Между ними чувствовалась какая-то незнакомая мне связь, потому что я никогда раньше Анну не видел в таком естественном состоянии. Девушка из светской едкой дамы, капризной и воротящей нос, вдруг стала той самой послушной кошечкой, которой хотелось говорить всякие приятности, гладить, и я был уверен — кинь сейчас Олег ей клубок ниток, так она с радостью побежала бы с ним играться.
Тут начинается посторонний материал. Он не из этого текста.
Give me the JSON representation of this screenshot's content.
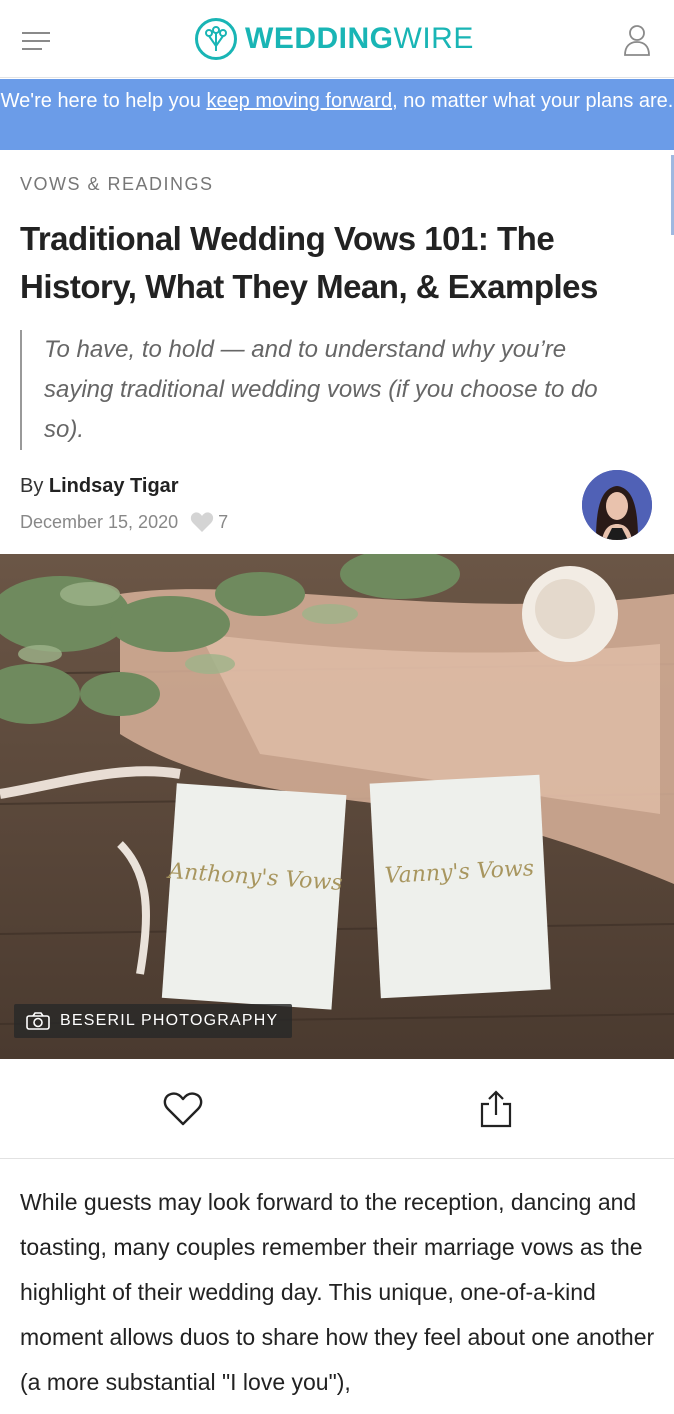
{
  "header": {
    "logo_bold": "WEDDING",
    "logo_light": "WIRE",
    "menu_icon": "hamburger-menu-icon",
    "user_icon": "user-profile-icon"
  },
  "banner": {
    "text_before": "We're here to help you ",
    "link_text": "keep moving forward",
    "text_after": ", no matter what your plans are.",
    "background": "#6b9ce8"
  },
  "article": {
    "category": "VOWS & READINGS",
    "title": "Traditional Wedding Vows 101: The History, What They Mean, & Examples",
    "subtitle": "To have, to hold — and to understand why you’re saying traditional wedding vows (if you choose to do so).",
    "author_prefix": "By ",
    "author_name": "Lindsay Tigar",
    "date": "December 15, 2020",
    "likes": "7",
    "photo_credit": "BESERIL PHOTOGRAPHY",
    "body": "While guests may look forward to the reception, dancing and toasting, many couples remember their marriage vows as the highlight of their wedding day. This unique, one-of-a-kind moment allows duos to share how they feel about one another (a more substantial \"I love you\"),"
  },
  "photo": {
    "left_card_text": "Anthony's Vows",
    "right_card_text": "Vanny's Vows"
  },
  "colors": {
    "brand": "#19b5b5",
    "banner": "#6b9ce8"
  }
}
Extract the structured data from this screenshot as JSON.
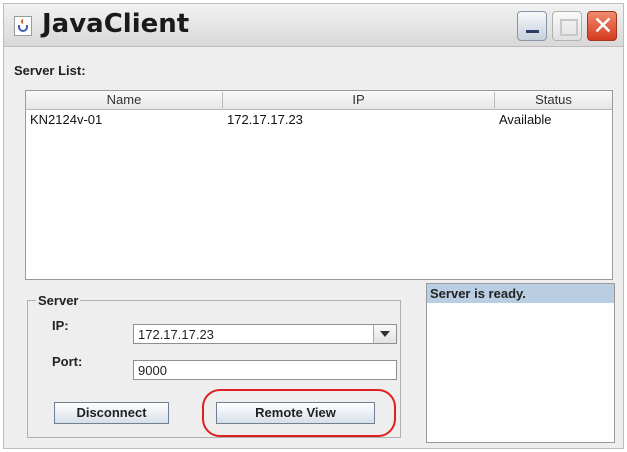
{
  "window": {
    "title": "JavaClient"
  },
  "server_list": {
    "label": "Server List:",
    "columns": [
      "Name",
      "IP",
      "Status"
    ],
    "rows": [
      {
        "name": "KN2124v-01",
        "ip": "172.17.17.23",
        "status": "Available"
      }
    ]
  },
  "server": {
    "group_title": "Server",
    "ip_label": "IP:",
    "ip_value": "172.17.17.23",
    "port_label": "Port:",
    "port_value": "9000",
    "disconnect_label": "Disconnect",
    "remote_view_label": "Remote View"
  },
  "status": {
    "message": "Server is ready."
  },
  "colors": {
    "highlight": "#e02020",
    "status_header": "#b9cde3",
    "close_button": "#d43b1e"
  },
  "icons": {
    "app": "java-cup-icon",
    "minimize": "minimize-icon",
    "maximize": "maximize-icon",
    "close": "close-icon",
    "dropdown": "chevron-down-icon"
  }
}
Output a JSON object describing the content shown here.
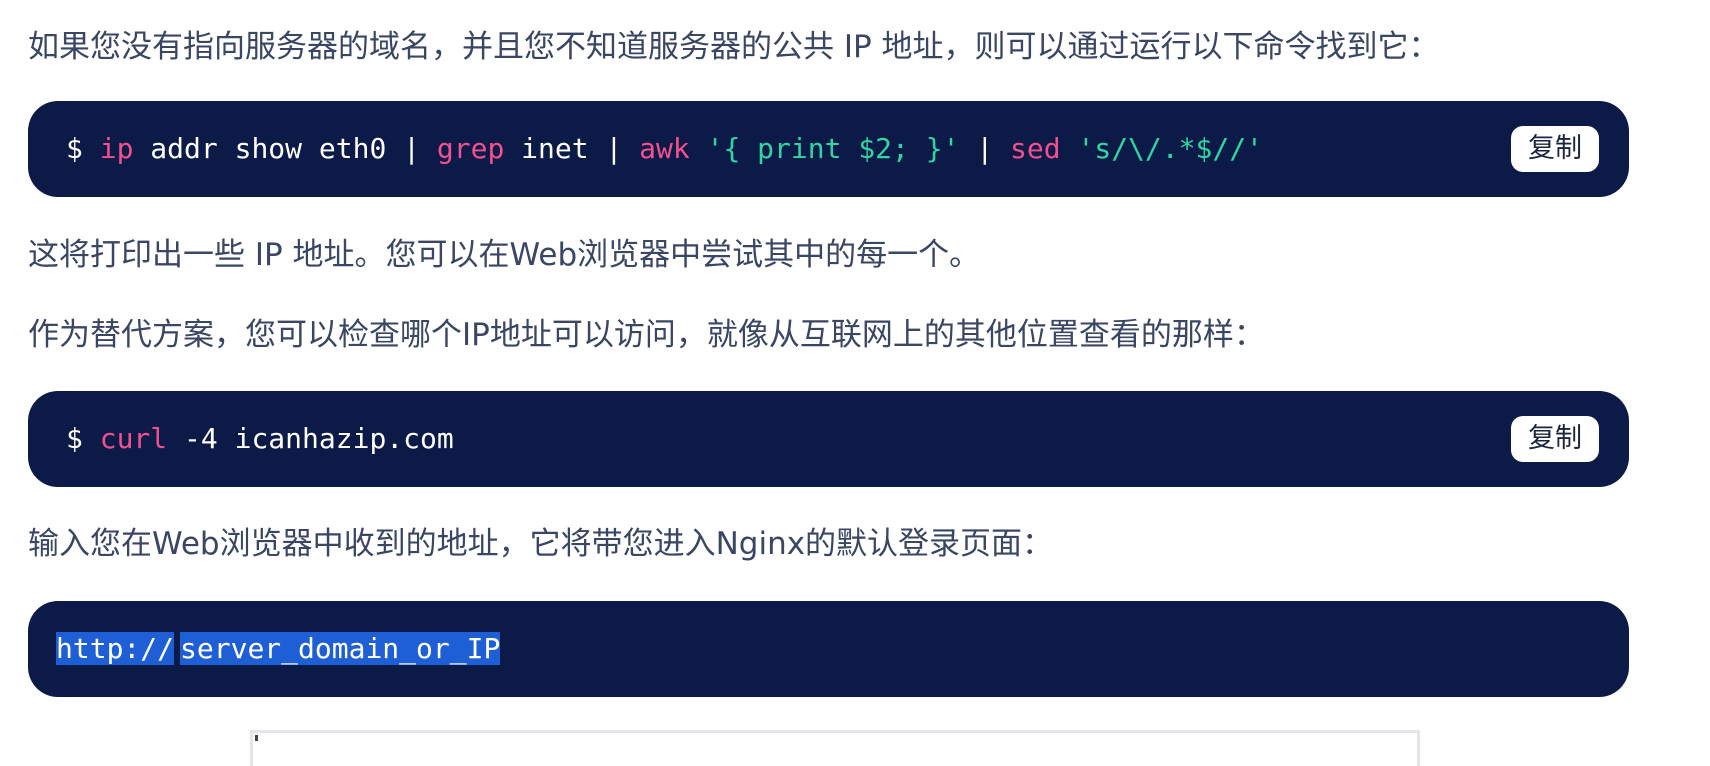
{
  "paragraphs": {
    "p1": "如果您没有指向服务器的域名，并且您不知道服务器的公共 IP 地址，则可以通过运行以下命令找到它：",
    "p2": "这将打印出一些 IP 地址。您可以在Web浏览器中尝试其中的每一个。",
    "p3": "作为替代方案，您可以检查哪个IP地址可以访问，就像从互联网上的其他位置查看的那样：",
    "p4": "输入您在Web浏览器中收到的地址，它将带您进入Nginx的默认登录页面："
  },
  "code1": {
    "prompt": "$",
    "ip": "ip",
    "args1": " addr show eth0 | ",
    "grep": "grep",
    "args2": " inet | ",
    "awk": "awk",
    "str1": " '{ print $2; }'",
    "pipe": " | ",
    "sed": "sed",
    "str2": " 's/\\/.*$//'",
    "copy_label": "复制"
  },
  "code2": {
    "prompt": "$",
    "curl": "curl",
    "args": " -4 icanhazip.com",
    "copy_label": "复制"
  },
  "code3": {
    "part1": "http://",
    "part2": "server_domain_or_IP"
  },
  "colors": {
    "code_bg": "#0b1a47",
    "command": "#f2508f",
    "string": "#2fd6a3",
    "selection": "#1f5fd6",
    "body_text": "#3a4663"
  }
}
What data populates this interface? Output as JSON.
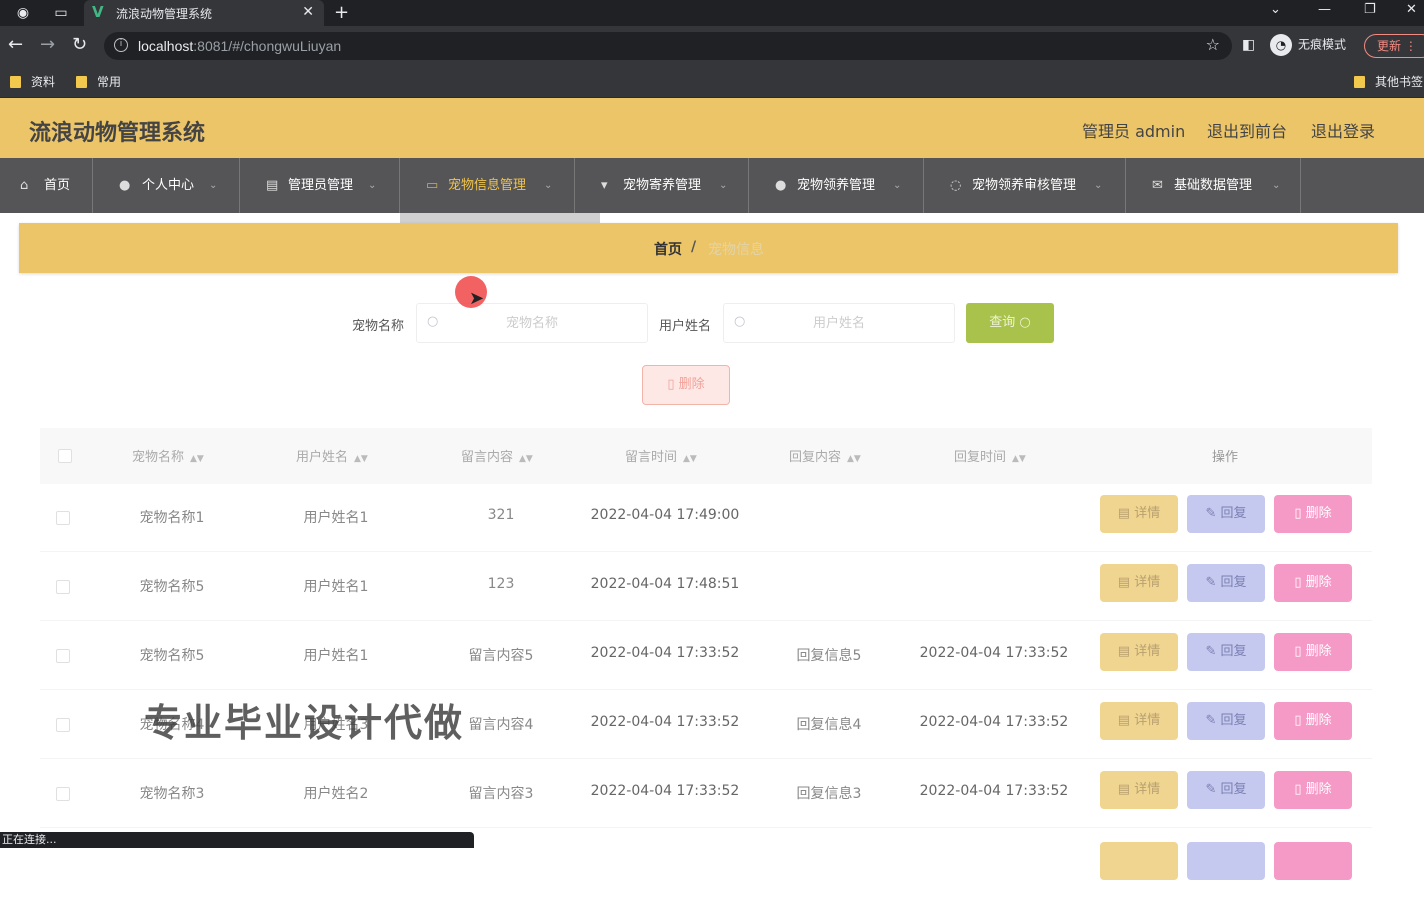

«Да уж, чужая душа потёмки», — сказал я себе, и на очереди была встреча старшего с матерью, которую он бережно обнял и поцеловал в обе щёки, а потом уже с отцом. К чести Олега, тот не дрогнул и даже вида не подал по поводу травмы родителя. Он вёл себя с ним как воин с воином, не обращая внимания на коляску и Мишку Шатуна, стоявшего сзади как джин, выполнявший все желания хозяина.
На шум вышел и средний брат Алексей с раздражённым заспанным лицом.
— Ты чего такой бирюк? — громогласно и с чуть насмешливыми нотками спросил его Олег.
Брат протянул ему сдержанно руку и, облизнув губы, посмотрел за спину на меня, испуганно отвёл глаза, и это не ускользнуло от внимания старшего. Новоприбывший притянул Алексея и сграбастал одной рукой за худые плечи.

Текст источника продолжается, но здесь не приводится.